2016年8月30日火曜日

戦争を起こせるのは権力者

 戦争は個人の喧嘩ではない。戦争を起こせるのは国家権力の掌握者だけなのである。一般市民にとったは、戦争を支持あるいは反対することはありえても、和戦を決する権限はなかった。戦争は、それが単数(王・皇帝・スルタン・フューラーなど専政支配者)であれ、複数(民会・元老院・議会・委員会など支配者集団)であれ、その社会の権力の掌握者によって起こされたのであって、自然現象として、または化学反応的に起こったのではない。だからユネスコ憲章前文「戦争は人の心の中で生まれるものであるから、人の心の中に平和のとりでを築かなければならない」の「人の心」の前に「権力の座にある」という一句を挿入すれば、決定的に正確となる。

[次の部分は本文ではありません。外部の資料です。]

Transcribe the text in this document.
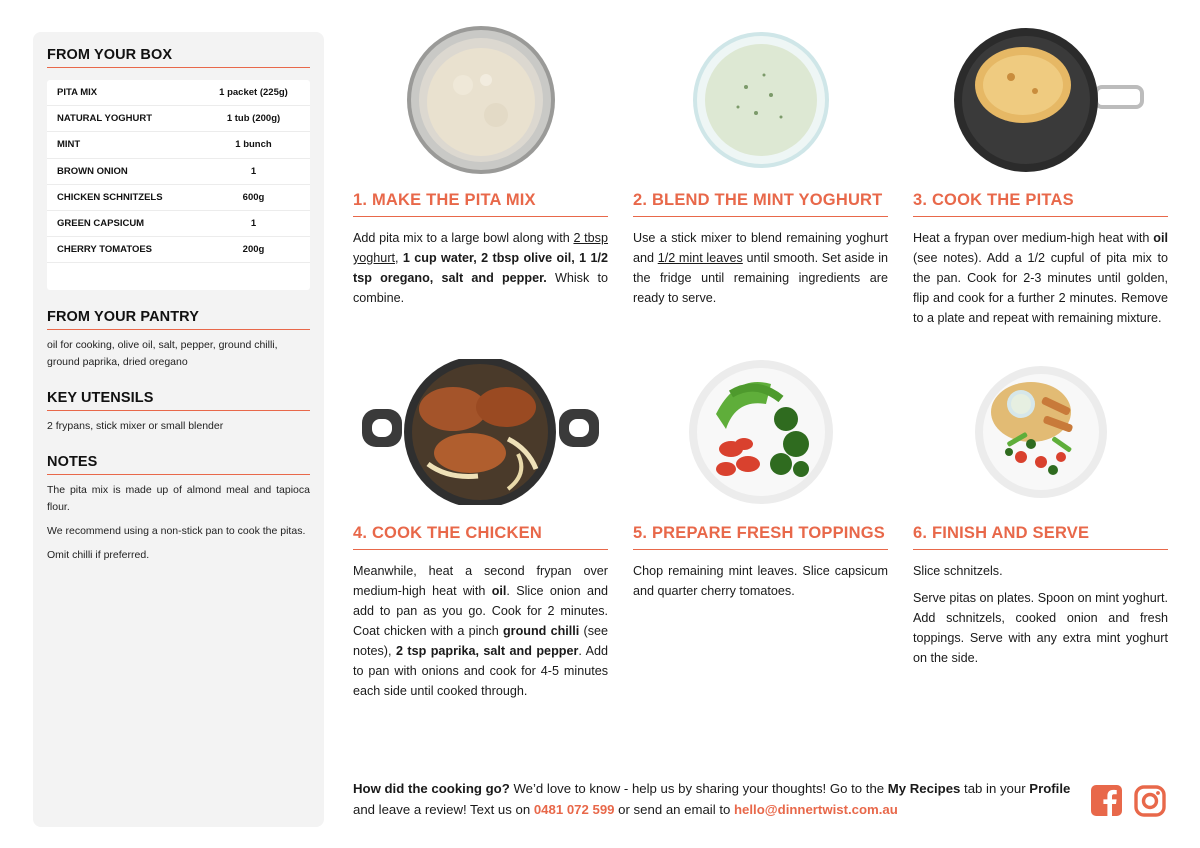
FROM YOUR BOX
PITA MIX	1 packet (225g)
NATURAL YOGHURT	1 tub (200g)
MINT	1 bunch
BROWN ONION	1
CHICKEN SCHNITZELS	600g
GREEN CAPSICUM	1
CHERRY TOMATOES	200g
FROM YOUR PANTRY
oil for cooking, olive oil, salt, pepper, ground chilli, ground paprika, dried oregano
KEY UTENSILS
2 frypans, stick mixer or small blender
NOTES

The pita mix is made up of almond meal and tapioca flour.

We recommend using a non-stick pan to cook the pitas.

Omit chilli if preferred.

1. MAKE THE PITA MIX
Add pita mix to a large bowl along with 2 tbsp yoghurt, 1 cup water, 2 tbsp olive oil, 1 1/2 tsp oregano, salt and pepper. Whisk to combine.
2. BLEND THE MINT YOGHURT
Use a stick mixer to blend remaining yoghurt and 1/2 mint leaves until smooth. Set aside in the fridge until remaining ingredients are ready to serve.
3. COOK THE PITAS
Heat a frypan over medium-high heat with oil (see notes). Add a 1/2 cupful of pita mix to the pan. Cook for 2-3 minutes until golden, flip and cook for a further 2 minutes. Remove to a plate and repeat with remaining mixture.
4. COOK THE CHICKEN
Meanwhile, heat a second frypan over medium-high heat with oil. Slice onion and add to pan as you go. Cook for 2 minutes. Coat chicken with a pinch ground chilli (see notes), 2 tsp paprika, salt and pepper. Add to pan with onions and cook for 4-5 minutes each side until cooked through.
5. PREPARE FRESH TOPPINGS
Chop remaining mint leaves. Slice capsicum and quarter cherry tomatoes.
6. FINISH AND SERVE

Slice schnitzels.

Serve pitas on plates. Spoon on mint yoghurt. Add schnitzels, cooked onion and fresh toppings. Serve with any extra mint yoghurt on the side.

How did the cooking go? We’d love to know - help us by sharing your thoughts! Go to the My Recipes tab in your Profile and leave a review! Text us on 0481 072 599 or send an email to hello@dinnertwist.com.au
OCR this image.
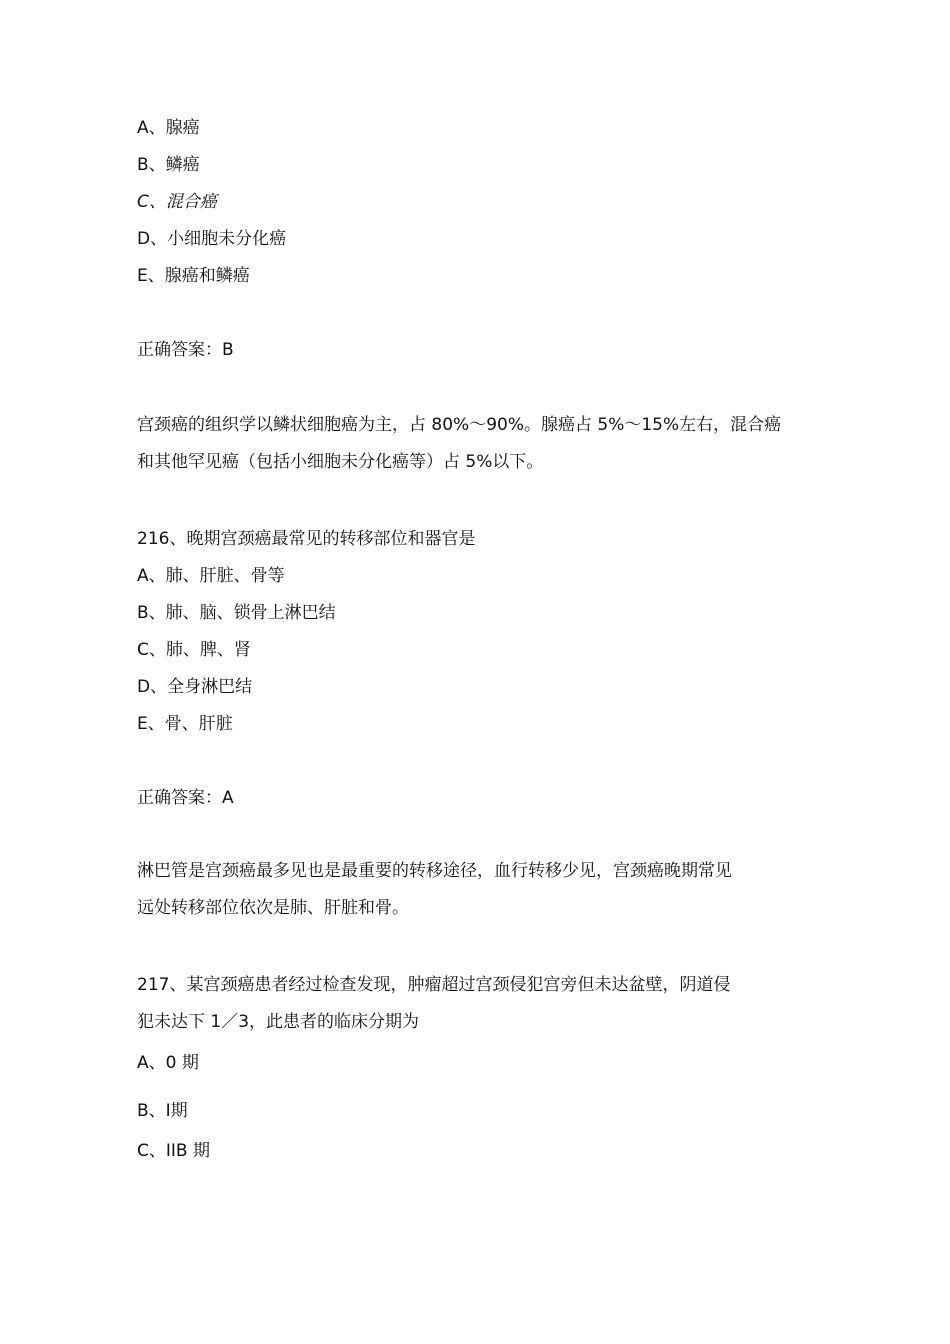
A、腺癌
B、鳞癌
C、混合癌
D、小细胞未分化癌
E、腺癌和鳞癌
正确答案：B
宫颈癌的组织学以鳞状细胞癌为主，占 80%～90%。腺癌占 5%～15%左右，混合癌
和其他罕见癌（包括小细胞未分化癌等）占 5%以下。
216、晚期宫颈癌最常见的转移部位和器官是
A、肺、肝脏、骨等
B、肺、脑、锁骨上淋巴结
C、肺、脾、肾
D、全身淋巴结
E、骨、肝脏
正确答案：A
淋巴管是宫颈癌最多见也是最重要的转移途径，血行转移少见，宫颈癌晚期常见
远处转移部位依次是肺、肝脏和骨。
217、某宫颈癌患者经过检查发现，肿瘤超过宫颈侵犯宫旁但未达盆壁，阴道侵
犯未达下 1／3，此患者的临床分期为
A、0 期
B、Ⅰ期
C、IIB 期
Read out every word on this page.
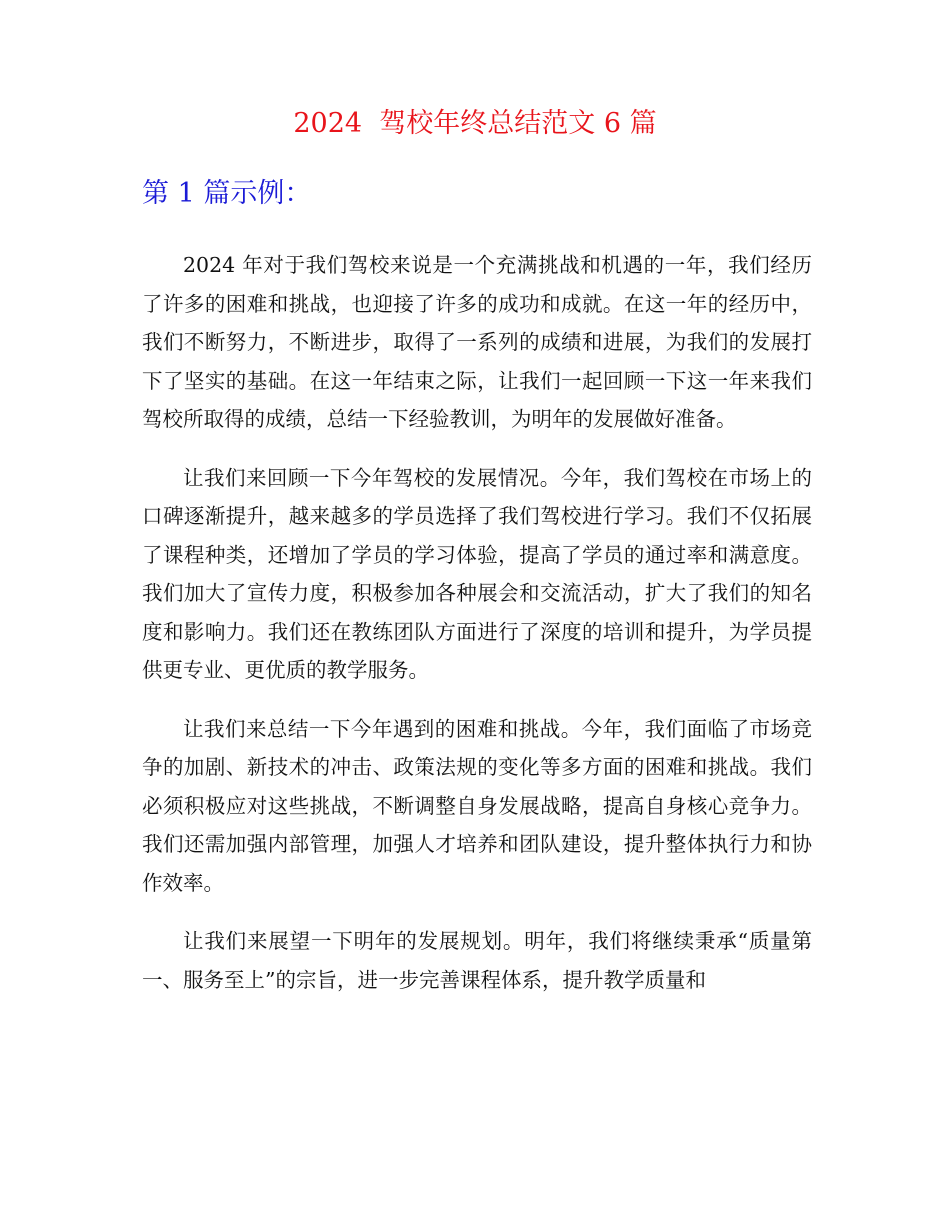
2024  驾校年终总结范文 6 篇
第 1 篇示例：

2024 年对于我们驾校来说是一个充满挑战和机遇的一年，我们经历了许多的困难和挑战，也迎接了许多的成功和成就。在这一年的经历中，我们不断努力，不断进步，取得了一系列的成绩和进展，为我们的发展打下了坚实的基础。在这一年结束之际，让我们一起回顾一下这一年来我们驾校所取得的成绩，总结一下经验教训，为明年的发展做好准备。

让我们来回顾一下今年驾校的发展情况。今年，我们驾校在市场上的口碑逐渐提升，越来越多的学员选择了我们驾校进行学习。我们不仅拓展了课程种类，还增加了学员的学习体验，提高了学员的通过率和满意度。我们加大了宣传力度，积极参加各种展会和交流活动，扩大了我们的知名度和影响力。我们还在教练团队方面进行了深度的培训和提升，为学员提供更专业、更优质的教学服务。

让我们来总结一下今年遇到的困难和挑战。今年，我们面临了市场竞争的加剧、新技术的冲击、政策法规的变化等多方面的困难和挑战。我们必须积极应对这些挑战，不断调整自身发展战略，提高自身核心竞争力。我们还需加强内部管理，加强人才培养和团队建设，提升整体执行力和协作效率。

让我们来展望一下明年的发展规划。明年，我们将继续秉承“质量第一、服务至上”的宗旨，进一步完善课程体系，提升教学质量和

 社会の権力者たちは、その社会構造こそが支配者たちの方針なり目的なりを、戦争を含めて基本的に方向づける。支配者たちが意識すると否とに関わらず、また歴史資料を残したか否かにかかわらない視点である。人類が原始から現代に到るまで大きな社会構造の変革を経てきた事が認められる。戦争の目的や原因にも社会構造に対応する変化があったことは確かであろう。すなわち、戦争の原因も目的も、決して無法則のそれではなく、基本的には社会の構造と発展に対応した歴史的な構造と変化なのである。